Groove pancreatitis is a form of segmental pancreatitis occurring between the pancreatic head, the common bile duct, and the duodenum. Although usually occurring in young men with a history of alcohol abuse, the etiology and pathogenesis of groove pancreatitis remain unknown. The imaging is similar to that of acute pancreatitis; however, the focal nature of this process makes differentiation from a periampullary tumor difficult ( Figs. 5.17 and 5.18 ). The characteristic MRI findings include a sheet-like mass between the second segment of the duodenum and the pancreatic head, often with superimposed cysts (frequently in the duodenal wall), duodenal stenosis, and a widening of the space between the distal common bile/pancreatic ducts and the duodenal lumen (best seen on MRCP) ( Fig. 5.18 ).

▪ FIG. 5.18, Cystic groove pancreatitis. (A) The heavily T2-weighted image portrays a large, complex cystic lesion (closed arrow) in the pancreaticoduodenal groove between the duodenum (arrowhead) and the pancreatic head, displacing the main pancreatic duct (open arrow) . (B) The maximal intensity projection reconstructed from a 3-D MRCP shows the cystic lesion (arrows) between the distal common bile duct (CBD) and the pancreatic duct and duodenum.

Hereditary Pancreatitis

Hereditary pancreatitis is a rare autosomal dominant disease with variable penetrance leading to exocrine dysfunction. This disease arises from mutations in the trypsinogen gene. The natural history is very similar to that of chronic alcoholic pancreatitis; however, symptom onset occurs at an earlier age and there is a higher prevalence of pseudocyst formation. There is an elevated risk for the development of pancreatic adenocarcinoma with smoking (∼50–60 times), increasing the risk and lowering the age of onset. Prominent pancreatic duct calcifications are a hallmark of this disease and are similar to those seen in chronic alcoholic pancreatitis; however, affliction of a much younger age group distinguishes hereditary pancreatitis ( Fig. 5.19 ).

▪ Genetic Disorders

Cystic Fibrosis

Cystic fibrosis is an autosomal recessive disease characterized by secretory dysfunction of the exocrine pancreas. Impaired mucociliary transport results in mucous plugging of the exocrine glands. MRI findings encompass a spectrum of imaging appearances, including pancreatic enlargement with complete fatty replacement, with or without loss of the normal lobulated contour, pancreatic atrophy with partial fatty replacement, and diffuse atrophy of the pancreas without fatty replacement. Superimposed pancreatic cysts secondary to duct obstruction are another manifestation of cystic fibrosis. Enlargement of the pancreas with complete fatty replacement is the most common imaging appearance ( Fig. 5.20 ). Fatty replacement imitates the appearance of retroperitoneal (macroscopic) fat with uniform T1 hyperintensity and signal loss in fat-suppressed images.
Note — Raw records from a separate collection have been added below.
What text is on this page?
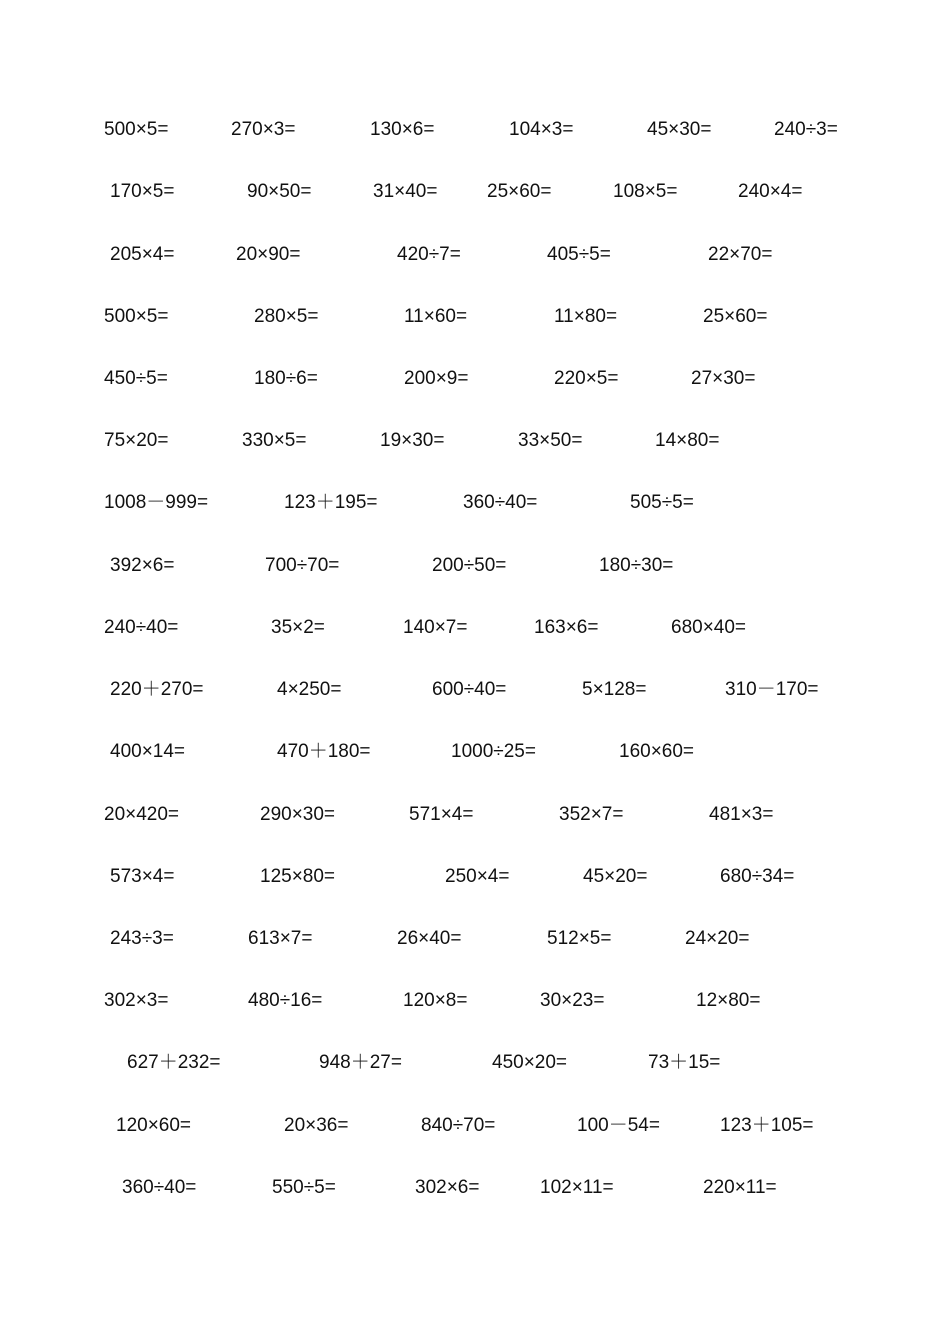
500×5=	270×3=	130×6=	104×3=	45×30=	240÷3=
170×5=	90×50=	31×40=	25×60=	108×5=	240×4=
205×4=	20×90=	420÷7=	405÷5=	22×70=
500×5=	280×5=	11×60=	11×80=	25×60=
450÷5=	180÷6=	200×9=	220×5=	27×30=
75×20=	330×5=	19×30=	33×50=	14×80=
1008－999=	123＋195=	360÷40=	505÷5=
392×6=	700÷70=	200÷50=	180÷30=
240÷40=	35×2=	140×7=	163×6=	680×40=
220＋270=	4×250=	600÷40=	5×128=	310－170=
400×14=	470＋180=	1000÷25=	160×60=
20×420=	290×30=	571×4=	352×7=	481×3=
573×4=	125×80=	250×4=	45×20=	680÷34=
243÷3=	613×7=	26×40=	512×5=	24×20=
302×3=	480÷16=	120×8=	30×23=	12×80=
627＋232=	948＋27=	450×20=	73＋15=
120×60=	20×36=	840÷70=	100－54=	123＋105=
360÷40=	550÷5=	302×6=	102×11=	220×11=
Primary (Idiopathic) Hemochromatosis

Primary (idiopathic or genetic) hemochromatosis is an autosomal recessive disease caused by a mutation that results in excessive iron absorption from the gastrointestinal tract with deposition of iron in the liver, heart, anterior pituitary, pancreas, joints, and skin (see Chapter 3 ). Cardiac and pancreatic deposition progresses over time. The presence of iron deposition in the pancreas correlates with irreversible changes of cirrhosis in the liver.

MR images demonstrate decreased T1- and T2-weighted pancreatic parenchymal signal intensity (lower than skeletal muscle) as a result of the paramagnetic effects of iron. These paramagnetic effects are exaggerated in gradient recalled-echo images with increasing echo times; therefore, in the in-phase T1-weighted images, the pancreas will lose signal compared with the out-of-phase images ( Fig. 5.21 ).

▪ FIG. 5.21, Hemochromatosis. Out-of-phase ( A , time to excitation [TE] = 2.3 msec), in-phase ( B , TE = 4.6 msec), and long echo ( C , TE = 9.4 msec) T1-weighted gradient recalled-echo images demonstrate decreased signal intensity of the liver, spleen, and pancreas with increasing echo times.

Von Hippel–Lindau Disease

Von Hippel–Lindau disease is an autosomal dominant condition with variable penetration (see Chapter 6 ). This condition is characterized by cerebellar, spinal cord, renal, and retinal hemangioblastomas and is associated with renal angioma, renal cell carcinoma, and pheochromocytoma.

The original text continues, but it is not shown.